Let us set the simulation time to \(T=60\text{ [weeks]}\) and define two maps. The map \begin{equation} \mathcal{G}_1(\theta) := (I(t))_{t=0,1,\ldots,T} \end{equation} takes a particular parameter \(\theta\) and computes the corresponding number of infectious individuals for times \(t=0,1,\ldots,T\). Additionally, the map \begin{equation} \mathcal{G}_2(\theta) := \mathop{\mathrm{arg\,max}}_{t=0,1,\ldots,T}{I(t)} \end{equation} computes the peak time of the infectious compartment.

For a fixed \(p\in[0,100]\), we investigate two corresponding distributions, \(\mu(\mathcal{G}_1^{-1}(\cdot))\) and \(\mu(\mathcal{G}_2^{-1}(\cdot))\) by sampling \(M=1000\) times from \(\mu\) and computing \(\mathcal{G}_{1}\) and \(\mathcal{G}_{2}\) for each sample.

For a perturbation of \(p=5\%\), the (approximate) distributions are plotted in the following figure.

On the left, we see the distribution \(\mu(\mathcal{G}_1^{-1}(\cdot))\) with its mean, median, and a 95% quantile band, i.e. the band between the 2.5% and 97.5% quantile.
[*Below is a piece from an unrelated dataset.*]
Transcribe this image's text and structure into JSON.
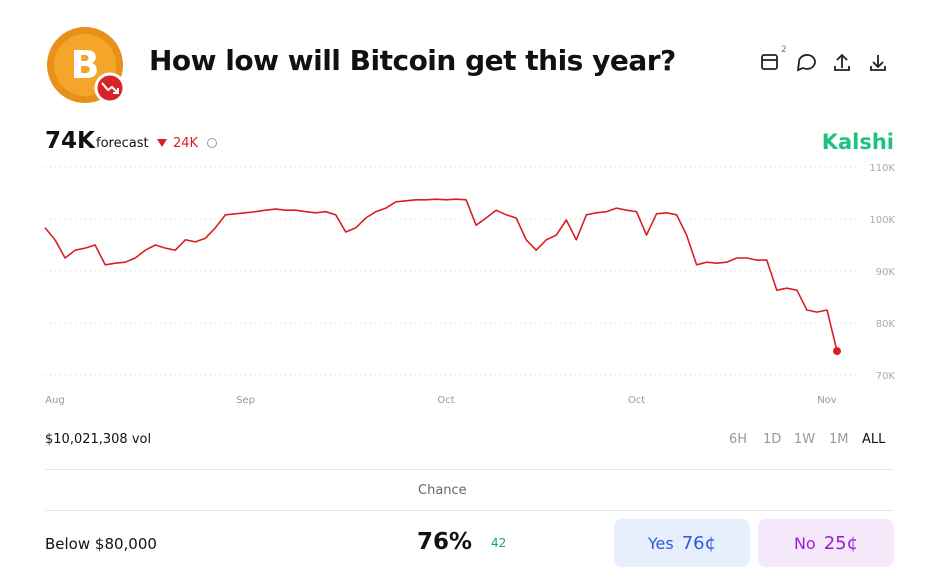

The right plot displays the distribution of the peaks. The corresponding 95% quantile interval here is \([20, 24]\).

The same quantities are plotted for \(p=10\%\) in the following figure.

The 95% quantile interval for the infectious peaks on the right is \([19, 27]\).

Remark. This is not a serious sensitivity analysis. There might be parameters that are more sensitive than others which is not visible by the investigated quantities and plots.


The predictions of SEIR models are subject to uncertainties caused by sensitivities in its parameters.

For example, a perturbation of \(p=10\%\), which is likely to occur in practice, causes an uncertainty in the peak time of infectious individuals of about 8 weeks in the sense of a 95% quantile interval.

Source code

The source code to reproduce the above figures is put in a repository at bitbucket.

Since the samples for the plotted distributions are independent, we computed the corresponding ODE solutions in parallel using a program called launcher.